Она протягивает нам по полной кружке, а кринку бережно накрывает белой тряпицей. Я потихоньку тяну этот густой сытный напиток, млея от кисловато-сладкого привкуса, всем нутром ощущая запах отделенной сметаны. До чего же вкусно! И дед от удовольствия крякает, но тут же приступ кашля гасит надуманное сказать им слово. Лицо у него багровеет, пальцы судорожно ловят ворот рубашки. Бабка уже с ним рядом, с баночкой какого-то отвара.
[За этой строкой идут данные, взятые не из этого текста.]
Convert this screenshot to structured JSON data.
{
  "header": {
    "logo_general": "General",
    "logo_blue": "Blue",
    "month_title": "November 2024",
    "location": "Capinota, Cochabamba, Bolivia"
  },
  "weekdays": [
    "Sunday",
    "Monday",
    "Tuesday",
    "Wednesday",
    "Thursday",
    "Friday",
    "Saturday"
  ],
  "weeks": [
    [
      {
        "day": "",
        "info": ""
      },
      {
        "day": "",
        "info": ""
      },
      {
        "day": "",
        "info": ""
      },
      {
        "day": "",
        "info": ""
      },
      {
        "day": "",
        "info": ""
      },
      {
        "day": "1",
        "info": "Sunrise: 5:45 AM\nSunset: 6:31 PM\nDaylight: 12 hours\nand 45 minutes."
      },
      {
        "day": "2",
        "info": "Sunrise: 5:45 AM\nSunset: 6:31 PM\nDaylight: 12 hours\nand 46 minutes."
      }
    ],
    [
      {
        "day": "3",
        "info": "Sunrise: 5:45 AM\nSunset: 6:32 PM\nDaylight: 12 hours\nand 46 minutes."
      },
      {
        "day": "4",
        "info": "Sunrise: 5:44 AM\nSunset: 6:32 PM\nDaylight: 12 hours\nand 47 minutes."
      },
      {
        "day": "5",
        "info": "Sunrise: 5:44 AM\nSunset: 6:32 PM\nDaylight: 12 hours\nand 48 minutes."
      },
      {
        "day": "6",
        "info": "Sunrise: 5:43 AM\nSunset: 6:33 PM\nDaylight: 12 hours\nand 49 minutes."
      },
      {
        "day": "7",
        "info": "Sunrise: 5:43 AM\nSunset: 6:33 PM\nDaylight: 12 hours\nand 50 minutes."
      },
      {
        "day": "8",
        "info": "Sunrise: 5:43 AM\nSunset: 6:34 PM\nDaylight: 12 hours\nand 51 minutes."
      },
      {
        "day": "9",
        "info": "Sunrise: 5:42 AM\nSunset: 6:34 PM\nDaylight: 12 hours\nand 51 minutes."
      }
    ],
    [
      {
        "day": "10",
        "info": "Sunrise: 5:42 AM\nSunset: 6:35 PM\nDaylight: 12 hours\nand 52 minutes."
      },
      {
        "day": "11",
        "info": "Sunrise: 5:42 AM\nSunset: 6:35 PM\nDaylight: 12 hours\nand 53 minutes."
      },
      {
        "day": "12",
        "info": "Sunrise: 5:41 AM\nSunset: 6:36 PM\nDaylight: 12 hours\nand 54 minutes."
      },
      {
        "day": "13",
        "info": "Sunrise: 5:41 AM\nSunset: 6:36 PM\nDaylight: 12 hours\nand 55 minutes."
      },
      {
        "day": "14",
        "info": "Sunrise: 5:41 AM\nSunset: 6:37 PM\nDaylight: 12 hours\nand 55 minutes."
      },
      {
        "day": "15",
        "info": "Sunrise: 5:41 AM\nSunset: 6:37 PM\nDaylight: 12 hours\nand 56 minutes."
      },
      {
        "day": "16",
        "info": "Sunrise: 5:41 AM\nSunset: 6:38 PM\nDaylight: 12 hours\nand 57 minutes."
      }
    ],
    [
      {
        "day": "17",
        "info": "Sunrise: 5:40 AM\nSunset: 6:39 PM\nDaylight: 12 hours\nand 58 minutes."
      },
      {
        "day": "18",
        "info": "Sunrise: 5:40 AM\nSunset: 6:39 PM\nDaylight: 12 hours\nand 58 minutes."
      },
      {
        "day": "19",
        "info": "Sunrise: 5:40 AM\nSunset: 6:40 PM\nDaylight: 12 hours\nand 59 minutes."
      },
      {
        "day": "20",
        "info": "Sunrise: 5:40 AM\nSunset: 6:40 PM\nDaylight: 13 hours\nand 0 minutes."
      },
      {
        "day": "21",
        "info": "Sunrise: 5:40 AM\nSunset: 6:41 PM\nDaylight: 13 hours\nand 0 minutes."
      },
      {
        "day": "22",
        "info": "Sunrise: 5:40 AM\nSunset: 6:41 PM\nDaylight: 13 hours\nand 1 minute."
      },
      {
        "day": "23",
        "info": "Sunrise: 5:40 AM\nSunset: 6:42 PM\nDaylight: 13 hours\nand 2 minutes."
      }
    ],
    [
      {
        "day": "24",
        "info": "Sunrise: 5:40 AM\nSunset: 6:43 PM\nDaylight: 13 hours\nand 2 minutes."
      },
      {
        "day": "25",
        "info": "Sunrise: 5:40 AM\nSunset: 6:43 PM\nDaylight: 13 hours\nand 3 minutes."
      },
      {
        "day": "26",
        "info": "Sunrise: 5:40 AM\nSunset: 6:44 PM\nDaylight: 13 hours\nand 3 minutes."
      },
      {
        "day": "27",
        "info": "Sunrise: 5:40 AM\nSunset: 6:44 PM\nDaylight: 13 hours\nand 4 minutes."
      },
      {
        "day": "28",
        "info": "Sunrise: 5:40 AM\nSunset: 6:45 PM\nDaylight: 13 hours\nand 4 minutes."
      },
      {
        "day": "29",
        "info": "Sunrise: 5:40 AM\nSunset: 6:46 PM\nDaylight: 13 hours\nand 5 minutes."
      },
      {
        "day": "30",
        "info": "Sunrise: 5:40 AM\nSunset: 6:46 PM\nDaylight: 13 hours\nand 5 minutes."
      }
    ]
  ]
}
— Прими, отец. Может, и полегчает…
И сокрушается:
— Это у тебя с войны подарок.
Война для деда закончилась давно, а вот до сих пор он живет ее болью, хочет в работе забыться, да не может. Еще в первую мировую травили немцы его газами, испятнали тело рубцами-метками. На эту войну дед не угадал по возрасту, хотя и пытался — сынов своих заслонить хотелось. А пришлось вот нас, внуков, целую кучу кормить-выхаживать.
Он, наконец, отошел, снова сворачивает свою козью ножку — неймется ему дымом давиться — и говорит, будто в чем провинился:
— Душит, проклятый…
Что его душит? Немецкий ли газ, истерзавший легкие, или осколок, который метил в сердце, но от ребра срикошетил и остался «подарком» где-то в груди? Я в такие минуты молчу, жалость переполняет меня. Ведь кровь-то своя, родная, как без жалости. И не дано мне еще понять, что осколок тот не только в деда метил, но и в отца моего, тогда еще не родившегося, в нас, будущих внуков, метил. Ему и наши жизни оборвать хотелось.
— Ничего, еще поживем, — успокаивает меня дед. — Пофорсим в новых сапожках.
Переменчиво ребячье сердце, забывчиво. Только что дедова боль тревогой во мне жила и вот куда-то исчезла. И бабка его словам улыбается, по-молодому у печи суетится. Я про запас шпильки строгаю, дед дратву наващивает. Все мы в спором деле, в нужной семейной работе, в ладном неворчливом согласии. И про ненастье забыли, словно за окнами просветлело. Хоть ненадолго, да заглянул в наш дом праздник.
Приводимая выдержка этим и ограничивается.